Als sie sich von der Brücke warf, sprang Farris ohne Zögern hinterher. Die 20-jährige Charlotte klammerte ihre Arme um Farris’ Nacken und schrie, auf Passanten machte es den Eindruck, als ob die beiden Gestalten im Wasser kämpften. Hilfe kam herbei, doch bevor man ein Seil hinabwerfen konnte, waren beide schon auf den Grund des Kanals gesunken. Mehrere Polizisten erschienen und suchten mit Stangen nach den Körpern. Nach zwanzig Minuten wurde die Frau gefunden und ins Krankenhaus gebracht, doch alle Wiederbelebungsmaßnahmen blieben erfolglos. Farris’ Leichnam tauchte kurz danach auf.

Der Wert des Lebens

So sinnlos erscheint sein zusätzlicher Tod! Nahezu makaber mutet es an, dass ein Mensch sein Leben verliert bei dem Versuch, einen anderen gegen dessen Willen an der Selbsttötung zu hindern, und das noch erfolglos. Aber auch bei der Betrachtung der übrigen Ereignisse, die in dem Denkmal aufgeführt werden, steigen nach anfänglicher Bewunderung und Ehrfurcht unwillkürlich ketzerische Fragen auf: Hat sich das gelohnt? Wenn der tapfere Feuerwehrmann sein Leben verliert, dabei aber sechs andere Menschen rettet, mag allein die Arithmetik einen gewissen Sinn und Trost stiften. Doch in den anderen Fällen ist das schon schwieriger zu beantworten. Welches Leben ist mehr wert, das des Retters oder des Geretteten? Sind Kinder wertvoller, weil sie ihr Leben noch vor sich haben? Ist der selbstlose Einsatz für Verletzte und Patienten fraglos und selbstverständlich? Sind Frauen schützenswerter als Männer?
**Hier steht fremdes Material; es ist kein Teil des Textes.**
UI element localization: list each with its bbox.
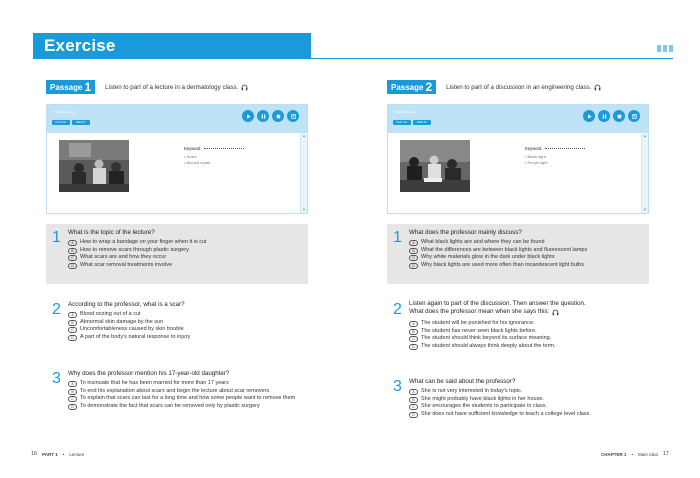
passage-1-heading bbox=[46, 80, 248, 94]
passage-1-instruction: Listen to part of a lecture in a dermatology class. bbox=[105, 84, 248, 91]
page-number: 16 bbox=[31, 451, 38, 457]
pause-icon[interactable] bbox=[598, 110, 610, 122]
answer-choice[interactable]: C She encourages the students to participate in class. bbox=[409, 403, 645, 411]
script-icon[interactable] bbox=[287, 110, 299, 122]
keyword-box: Keyword • Black light • Purple light bbox=[525, 146, 585, 165]
answer-choice[interactable]: D She does not have sufficient knowledge to teach a college level class. bbox=[409, 411, 645, 419]
answer-choice[interactable]: B Abnormal skin damage by the sun bbox=[68, 319, 304, 327]
answer-choice[interactable]: D To demonstrate the fact that scars can be removed only by plastic surgery bbox=[68, 403, 304, 411]
keyword-item: • Black light bbox=[525, 154, 546, 159]
question-number: 3 bbox=[393, 378, 402, 395]
question-text: What does the professor mainly discuss? bbox=[409, 229, 522, 236]
passage-2-audio-player bbox=[387, 104, 649, 214]
play-icon[interactable] bbox=[242, 110, 254, 122]
passage-1-question-1 bbox=[46, 224, 308, 284]
pause-icon[interactable] bbox=[257, 110, 269, 122]
play-icon[interactable] bbox=[583, 110, 595, 122]
header-divider bbox=[311, 58, 673, 59]
answer-choice[interactable]: C What scars are and how they occur bbox=[68, 254, 304, 262]
answer-choice[interactable]: D The student should always think deeply about the term. bbox=[409, 343, 645, 351]
answer-choice[interactable]: C The student should think beyond its surface meaning. bbox=[409, 335, 645, 343]
keyword-item: • Purple light bbox=[525, 160, 548, 165]
question-number: 1 bbox=[52, 229, 61, 246]
headphone-icon bbox=[594, 84, 601, 91]
question-text: What can be said about the professor? bbox=[409, 378, 516, 385]
question-text: According to the professor, what is a scar? bbox=[68, 301, 185, 308]
headphone-icon bbox=[552, 309, 559, 316]
play-all-button[interactable]: PLAY ALL bbox=[52, 120, 70, 125]
answer-choice[interactable]: A To insinuate that he has been married for more than 17 years bbox=[68, 380, 304, 388]
player-label: TOEFL listening bbox=[53, 110, 75, 114]
question-number: 2 bbox=[52, 301, 61, 318]
answer-choice[interactable]: D A part of the body's natural response to injury bbox=[68, 334, 304, 342]
answer-choice[interactable]: B What the differences are between black lights and fluorescent lamps bbox=[409, 247, 645, 255]
keyword-item: • Wound repair bbox=[184, 160, 211, 165]
answer-choice[interactable]: A Blood oozing out of a cut bbox=[68, 311, 304, 319]
replay-button[interactable]: REPLAY bbox=[413, 120, 431, 125]
question-text: Why does the professor mention his 17-year-old daughter? bbox=[68, 370, 230, 377]
question-number: 3 bbox=[52, 370, 61, 387]
footer-left: 16 PART 1 • Lecture bbox=[31, 451, 85, 457]
page-title: Exercise bbox=[44, 36, 116, 55]
player-label: TOEFL listening bbox=[394, 110, 416, 114]
decorative-squares bbox=[657, 45, 673, 52]
keyword-box: Keyword • Scars • Wound repair bbox=[184, 146, 244, 165]
answer-choice[interactable]: B The student has never seen black lights before. bbox=[409, 328, 645, 336]
answer-choice[interactable]: C Why white materials glow in the dark under black lights bbox=[409, 254, 645, 262]
answer-choice[interactable]: A How to wrap a bandage on your finger when it is cut bbox=[68, 239, 304, 247]
page-number: 17 bbox=[662, 451, 669, 457]
answer-choice[interactable]: B To end his explanation about scars and begin the lecture about scar removers bbox=[68, 388, 304, 396]
passage-2-question-2 bbox=[387, 296, 649, 366]
answer-choice[interactable]: C Uncomfortableness caused by skin trouble bbox=[68, 326, 304, 334]
passage-2-instruction: Listen to part of a discussion in an engineering class. bbox=[446, 84, 601, 91]
passage-1-audio-player bbox=[46, 104, 308, 214]
player-scrollbar[interactable]: ▲ ▼ bbox=[302, 133, 306, 212]
answer-choice[interactable]: C To explain that scars can last for a long time and how some people want to remove them bbox=[68, 395, 304, 403]
answer-choice[interactable]: D What scar removal treatments involve bbox=[68, 262, 304, 270]
passage-2-question-1 bbox=[387, 224, 649, 284]
headphone-icon bbox=[241, 84, 248, 91]
play-all-button[interactable]: PLAY ALL bbox=[393, 120, 411, 125]
passage-1-question-3 bbox=[46, 366, 308, 436]
question-number: 1 bbox=[393, 229, 402, 246]
keyword-item: • Scars bbox=[184, 154, 197, 159]
passage-1-tag: Passage 1 bbox=[46, 80, 95, 94]
stop-icon[interactable] bbox=[272, 110, 284, 122]
answer-choice[interactable]: B She might probably have black lights in her house. bbox=[409, 396, 645, 404]
answer-choice[interactable]: A The student will be punished for his ignorance. bbox=[409, 320, 645, 328]
player-scrollbar[interactable]: ▲ ▼ bbox=[643, 133, 647, 212]
passage-2-tag: Passage 2 bbox=[387, 80, 436, 94]
answer-choice[interactable]: D Why black lights are used more often than incandescent light bulbs bbox=[409, 262, 645, 270]
passage-1-question-2 bbox=[46, 296, 308, 356]
footer-right: CHAPTER 1 • Main Idea 17 bbox=[601, 451, 669, 457]
replay-button[interactable]: REPLAY bbox=[72, 120, 90, 125]
player-toolbar bbox=[47, 105, 307, 133]
question-number: 2 bbox=[393, 301, 402, 318]
answer-choice[interactable]: B How to remove scars through plastic surgery bbox=[68, 247, 304, 255]
script-icon[interactable] bbox=[628, 110, 640, 122]
player-toolbar bbox=[388, 105, 648, 133]
question-text: Listen again to part of the discussion. Then answer the question. What does the professor mean when she says this: bbox=[409, 300, 586, 315]
answer-choice[interactable]: A What black lights are and where they can be found bbox=[409, 239, 645, 247]
lecture-photo bbox=[59, 140, 129, 192]
discussion-photo bbox=[400, 140, 470, 192]
passage-2-question-3 bbox=[387, 374, 649, 434]
question-text: What is the topic of the lecture? bbox=[68, 229, 155, 236]
answer-choice[interactable]: A She is not very interested in today's topic. bbox=[409, 388, 645, 396]
passage-2-heading bbox=[387, 80, 601, 94]
stop-icon[interactable] bbox=[613, 110, 625, 122]
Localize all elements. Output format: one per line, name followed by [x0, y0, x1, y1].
Die Menschen, die in einer akuten Notlage zu Rettern werden, stellen sich diese Frage nicht. Sie wägen nicht ab, sondern handeln spontan und aus innerem Antrieb. Offensichtlich ist dem Menschen eine instinktive Hilfsbereitschaft eingegeben. In allen Religionen finden wir entsprechende Aufforderungen. „Du sollst deinen Nächsten lieben wie dich selbst“, heißt es im 3. Buch Mose. „Niemand hat größere Liebe als die, dass er sein Leben lässt für seine Freunde“, schreibt der Evangelist Johannes. „Rettest du nur ein Leben, so rettest du die Welt!“, weiß der Talmud. Aber keiner sagt, wie weit das gehen soll, wie weit das gehen darf. Schließlich ist auch das Leben des Retters ein schützenswertes Gut.
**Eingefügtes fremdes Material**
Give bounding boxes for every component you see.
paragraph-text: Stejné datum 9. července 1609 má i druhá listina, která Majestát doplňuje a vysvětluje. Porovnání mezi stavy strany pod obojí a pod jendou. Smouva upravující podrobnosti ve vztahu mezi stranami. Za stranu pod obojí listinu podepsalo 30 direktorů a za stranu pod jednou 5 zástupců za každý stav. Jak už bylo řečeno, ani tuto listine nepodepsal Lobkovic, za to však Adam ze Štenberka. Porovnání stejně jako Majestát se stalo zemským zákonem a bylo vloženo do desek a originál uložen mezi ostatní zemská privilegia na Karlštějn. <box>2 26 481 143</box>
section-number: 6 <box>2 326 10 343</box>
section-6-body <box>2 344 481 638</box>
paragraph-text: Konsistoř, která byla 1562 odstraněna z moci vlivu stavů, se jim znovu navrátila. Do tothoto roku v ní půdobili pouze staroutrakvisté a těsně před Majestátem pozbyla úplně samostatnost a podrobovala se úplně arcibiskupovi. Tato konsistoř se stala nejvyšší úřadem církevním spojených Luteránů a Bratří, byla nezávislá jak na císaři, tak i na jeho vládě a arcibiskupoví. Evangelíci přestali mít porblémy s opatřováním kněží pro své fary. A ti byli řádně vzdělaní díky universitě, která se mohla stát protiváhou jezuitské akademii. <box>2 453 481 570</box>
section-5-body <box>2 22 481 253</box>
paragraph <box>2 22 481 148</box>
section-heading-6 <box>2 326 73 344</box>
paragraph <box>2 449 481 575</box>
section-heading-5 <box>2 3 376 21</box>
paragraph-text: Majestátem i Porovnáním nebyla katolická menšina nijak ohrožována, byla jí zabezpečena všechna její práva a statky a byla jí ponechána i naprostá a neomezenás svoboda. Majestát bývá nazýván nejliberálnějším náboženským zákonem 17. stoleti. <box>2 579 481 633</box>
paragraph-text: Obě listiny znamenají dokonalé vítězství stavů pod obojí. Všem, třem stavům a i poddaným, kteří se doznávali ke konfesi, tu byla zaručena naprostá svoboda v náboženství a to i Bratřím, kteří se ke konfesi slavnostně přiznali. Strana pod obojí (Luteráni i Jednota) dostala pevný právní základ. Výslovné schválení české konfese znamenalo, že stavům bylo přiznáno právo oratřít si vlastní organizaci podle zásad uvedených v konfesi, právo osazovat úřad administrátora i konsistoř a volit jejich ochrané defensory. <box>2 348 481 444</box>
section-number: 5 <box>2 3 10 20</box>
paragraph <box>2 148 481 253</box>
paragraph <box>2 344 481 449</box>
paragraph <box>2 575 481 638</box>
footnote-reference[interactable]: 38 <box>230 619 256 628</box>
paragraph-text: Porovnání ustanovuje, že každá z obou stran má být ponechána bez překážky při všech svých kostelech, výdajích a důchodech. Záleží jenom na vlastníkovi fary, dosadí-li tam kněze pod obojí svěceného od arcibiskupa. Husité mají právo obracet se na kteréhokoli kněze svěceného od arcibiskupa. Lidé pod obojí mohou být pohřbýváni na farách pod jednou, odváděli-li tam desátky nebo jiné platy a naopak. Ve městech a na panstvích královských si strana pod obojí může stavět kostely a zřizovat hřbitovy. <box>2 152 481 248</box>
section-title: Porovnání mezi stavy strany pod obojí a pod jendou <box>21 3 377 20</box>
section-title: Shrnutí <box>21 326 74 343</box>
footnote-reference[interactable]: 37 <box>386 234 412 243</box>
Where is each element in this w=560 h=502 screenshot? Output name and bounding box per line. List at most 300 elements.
Gesellschaftlich ist der Einsatz für Andere unter eigener Gefahr von jeher anerkannt. In England wurde 1776 die Royal Humane Society gegründet, die Auszeichnungen an Personen vergab, die andere vor dem Ertrinken gerettet hatten. Der preußische König Friedrich Wilhelm III. stiftete 1802 eine Erinnerungsmedaille für Lebensretter. Heute sind professionelle Rettungsdienste so engmaschig installiert, dass eigenes riskantes Eingreifen selten nötig ist. Auch der Zeitgeist scheint sich zu ändern. Während im viktorianischen England ein „Denkmal heldenhafter Selbstopferung“ errichtet wurde, wird uns heute auf der Website www.psychotipps.com erklärt, dass „Selbstaufopferung schadet“, und auf www.seelenrave.de können wir die Lektion „Bye-Bye Selbstaufopferung, hello Selbstliebe“ lernen.

 

Auf den Bänken im Postman’s Park ruhen sich die Arbeiter von der Baustelle nebenan aus, einige halten ein Nickerchen, andere schauen in ihre Handys. Keiner beachtet die Kacheln hinter sich, ahnt etwas von den Schicksalen und den dramatischen Szenen, die sich damals abgespielt haben. Die letzte Fliese stammt vom 7. Juni 2007, daneben sind noch einige leere Plätze frei. Vielleicht wäre das ja der ideale Platz für einen Corona-Helden unserer Tage!

 

Information

Postman’s Park, King Edward Street, London EC1A. Buslinie 100 /U-Bahn Station: St Pauls.

Öffnungszeiten: Montag bis Sonntag 8.00 bis 19.00 Uhr oder bis zum Einbruch der Dunkelheit.